Video-assisted thoracic surgery (VATS) appears to be replacing open thoracotomy for the treatment of posttraumatic thoracic complications.
To compare operative times, complication rates, and outcomes in patients who underwent VATS vs open thoracotomy.
University hospital, level I trauma center.
Trauma patients who between December 1993 and May 1997 underwent open thoracotomy or VATS to drain a persistent thoracic collection.
Medical records were reviewed for demographic data, operative times, and clinical outcomes.
Of the 524 trauma patients requiring tube thoracostomy, 22 underwent 23 procedures to drain empyema (17 VATS, 6 thoracotomies [based on surgeon preference]). There were no differences in age, Injury Severity Score, or mechanism of injury between the 2 groups. Three patients who underwent VATS (18%) required conversion to open thoracotomy for adequate drainage. All remaining patients who underwent VATS had successful treatment of their empyema. Complication rates (VATS=29%, open thoracotomy=33%; P=.99), operative times (VATS=3.4 ± 1.3 hours [mean ± SD], open thoracotomy=3.0 ± 1.5 hours; P =.46), postoperative epidural catheter use (VATS=31%, open thoracotomy=50%; P =.63), duration of chest tube drainage (VATS=5.1 ± 1.7 days [mean ± SD], open thoracotomy=4.5 ± 1.5 days; P =.48), and hospital stay after the procedure (VATS=16±14 days [mean ± SD], open thoracotomy=11 ± 5 days; P =.39) were similar for both groups.

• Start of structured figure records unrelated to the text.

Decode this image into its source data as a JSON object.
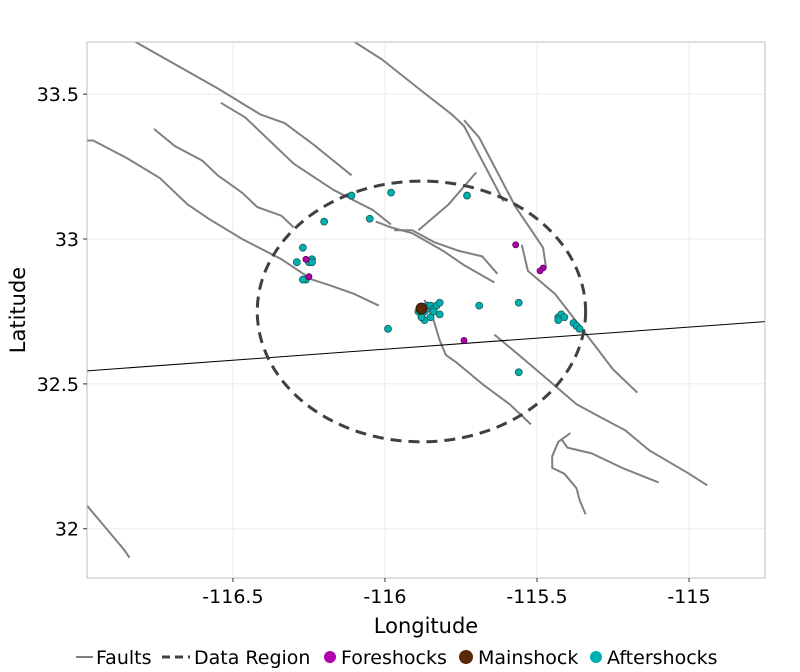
{
  "colors": {
    "fault": "#808080",
    "border": "#000000",
    "region": "#404040",
    "foreshock": "#b000b0",
    "mainshock": "#5a2a08",
    "aftershock": "#00b0b0",
    "grid": "#ebebeb"
  },
  "chart_data": {
    "type": "scatter",
    "xlabel": "Longitude",
    "ylabel": "Latitude",
    "xlim": [
      -116.98,
      -114.75
    ],
    "ylim": [
      31.83,
      33.68
    ],
    "xticks": [
      -116.5,
      -116,
      -115.5,
      -115
    ],
    "xtick_labels": [
      "-116.5",
      "-116",
      "-115.5",
      "-115"
    ],
    "yticks": [
      32,
      32.5,
      33,
      33.5
    ],
    "ytick_labels": [
      "32",
      "32.5",
      "33",
      "33.5"
    ],
    "grid": true,
    "legend_position": "bottom",
    "legend": [
      {
        "key": "faults",
        "label": "Faults"
      },
      {
        "key": "region",
        "label": "Data Region"
      },
      {
        "key": "foreshocks",
        "label": "Foreshocks"
      },
      {
        "key": "mainshock",
        "label": "Mainshock"
      },
      {
        "key": "aftershocks",
        "label": "Aftershocks"
      }
    ],
    "data_region": {
      "center": [
        -115.88,
        32.75
      ],
      "radius_lon": 0.54,
      "radius_lat": 0.45
    },
    "border_line": [
      [
        -116.98,
        32.545
      ],
      [
        -114.75,
        32.715
      ]
    ],
    "faults": [
      [
        [
          -116.82,
          33.68
        ],
        [
          -116.55,
          33.52
        ],
        [
          -116.41,
          33.43
        ],
        [
          -116.33,
          33.4
        ],
        [
          -116.24,
          33.33
        ],
        [
          -116.11,
          33.22
        ]
      ],
      [
        [
          -116.76,
          33.38
        ],
        [
          -116.69,
          33.32
        ],
        [
          -116.6,
          33.27
        ],
        [
          -116.55,
          33.22
        ],
        [
          -116.47,
          33.16
        ],
        [
          -116.42,
          33.11
        ],
        [
          -116.34,
          33.08
        ],
        [
          -116.3,
          33.04
        ]
      ],
      [
        [
          -116.54,
          33.47
        ],
        [
          -116.46,
          33.42
        ],
        [
          -116.39,
          33.35
        ],
        [
          -116.3,
          33.26
        ],
        [
          -116.17,
          33.17
        ],
        [
          -116.04,
          33.1
        ],
        [
          -115.98,
          33.05
        ]
      ],
      [
        [
          -116.98,
          33.34
        ],
        [
          -116.96,
          33.34
        ],
        [
          -116.85,
          33.28
        ],
        [
          -116.74,
          33.21
        ],
        [
          -116.65,
          33.12
        ],
        [
          -116.58,
          33.07
        ],
        [
          -116.47,
          33.0
        ],
        [
          -116.34,
          32.93
        ],
        [
          -116.24,
          32.86
        ],
        [
          -116.18,
          32.84
        ],
        [
          -116.1,
          32.81
        ],
        [
          -116.02,
          32.77
        ]
      ],
      [
        [
          -116.1,
          33.68
        ],
        [
          -116.01,
          33.62
        ],
        [
          -115.89,
          33.52
        ],
        [
          -115.78,
          33.43
        ],
        [
          -115.74,
          33.39
        ],
        [
          -115.61,
          33.13
        ]
      ],
      [
        [
          -116.03,
          33.06
        ],
        [
          -115.98,
          33.04
        ],
        [
          -115.91,
          33.02
        ],
        [
          -115.81,
          32.96
        ],
        [
          -115.74,
          32.91
        ],
        [
          -115.64,
          32.85
        ]
      ],
      [
        [
          -115.97,
          33.03
        ],
        [
          -115.91,
          33.03
        ],
        [
          -115.84,
          32.99
        ],
        [
          -115.76,
          32.96
        ],
        [
          -115.68,
          32.94
        ],
        [
          -115.63,
          32.88
        ]
      ],
      [
        [
          -115.89,
          33.03
        ],
        [
          -115.79,
          33.12
        ],
        [
          -115.7,
          33.23
        ]
      ],
      [
        [
          -115.74,
          33.41
        ],
        [
          -115.69,
          33.35
        ],
        [
          -115.57,
          33.11
        ],
        [
          -115.48,
          32.97
        ],
        [
          -115.47,
          32.9
        ]
      ],
      [
        [
          -115.55,
          32.98
        ],
        [
          -115.53,
          32.89
        ],
        [
          -115.44,
          32.81
        ],
        [
          -115.33,
          32.66
        ],
        [
          -115.25,
          32.55
        ],
        [
          -115.17,
          32.47
        ]
      ],
      [
        [
          -115.87,
          32.79
        ],
        [
          -115.84,
          32.72
        ],
        [
          -115.82,
          32.65
        ],
        [
          -115.8,
          32.6
        ],
        [
          -115.76,
          32.57
        ],
        [
          -115.68,
          32.5
        ],
        [
          -115.59,
          32.43
        ],
        [
          -115.52,
          32.36
        ]
      ],
      [
        [
          -115.64,
          32.67
        ],
        [
          -115.56,
          32.6
        ],
        [
          -115.47,
          32.52
        ],
        [
          -115.37,
          32.43
        ],
        [
          -115.3,
          32.39
        ],
        [
          -115.21,
          32.34
        ],
        [
          -115.13,
          32.27
        ],
        [
          -115.0,
          32.19
        ],
        [
          -114.94,
          32.15
        ]
      ],
      [
        [
          -115.42,
          32.31
        ],
        [
          -115.4,
          32.28
        ],
        [
          -115.32,
          32.26
        ],
        [
          -115.22,
          32.21
        ],
        [
          -115.1,
          32.16
        ]
      ],
      [
        [
          -115.39,
          32.33
        ],
        [
          -115.43,
          32.3
        ],
        [
          -115.45,
          32.25
        ],
        [
          -115.45,
          32.21
        ],
        [
          -115.41,
          32.19
        ],
        [
          -115.37,
          32.14
        ],
        [
          -115.36,
          32.1
        ],
        [
          -115.34,
          32.05
        ]
      ],
      [
        [
          -116.98,
          32.08
        ],
        [
          -116.94,
          32.03
        ],
        [
          -116.9,
          31.98
        ],
        [
          -116.86,
          31.93
        ],
        [
          -116.84,
          31.9
        ]
      ]
    ],
    "foreshocks": [
      [
        -116.26,
        32.93
      ],
      [
        -116.25,
        32.87
      ],
      [
        -115.57,
        32.98
      ],
      [
        -115.48,
        32.9
      ],
      [
        -115.49,
        32.89
      ],
      [
        -115.74,
        32.65
      ]
    ],
    "mainshock": [
      [
        -115.88,
        32.76
      ]
    ],
    "aftershocks": [
      [
        -116.11,
        33.15
      ],
      [
        -115.98,
        33.16
      ],
      [
        -116.05,
        33.07
      ],
      [
        -116.2,
        33.06
      ],
      [
        -115.73,
        33.15
      ],
      [
        -116.27,
        32.97
      ],
      [
        -116.24,
        32.93
      ],
      [
        -116.25,
        32.92
      ],
      [
        -116.24,
        32.92
      ],
      [
        -116.29,
        32.92
      ],
      [
        -116.26,
        32.86
      ],
      [
        -116.27,
        32.86
      ],
      [
        -115.99,
        32.69
      ],
      [
        -115.69,
        32.77
      ],
      [
        -115.56,
        32.78
      ],
      [
        -115.56,
        32.54
      ],
      [
        -115.88,
        32.74
      ],
      [
        -115.87,
        32.75
      ],
      [
        -115.86,
        32.76
      ],
      [
        -115.86,
        32.77
      ],
      [
        -115.85,
        32.77
      ],
      [
        -115.84,
        32.76
      ],
      [
        -115.83,
        32.77
      ],
      [
        -115.82,
        32.78
      ],
      [
        -115.85,
        32.73
      ],
      [
        -115.87,
        32.72
      ],
      [
        -115.82,
        32.74
      ],
      [
        -115.84,
        32.75
      ],
      [
        -115.88,
        32.73
      ],
      [
        -115.89,
        32.75
      ],
      [
        -115.43,
        32.73
      ],
      [
        -115.42,
        32.74
      ],
      [
        -115.43,
        32.72
      ],
      [
        -115.41,
        32.73
      ],
      [
        -115.38,
        32.71
      ],
      [
        -115.37,
        32.7
      ],
      [
        -115.36,
        32.69
      ]
    ]
  }
}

Video-assisted thoracic surgery was a safe and effective operative strategy for the treatment of posttraumatic empyema. Therefore, because VATS has been shown in nontrauma patients to reduce morbidity and because it provides better cosmesis, we believe that it should be the initial operative approach to trauma patients with suspected posttraumatic empyema.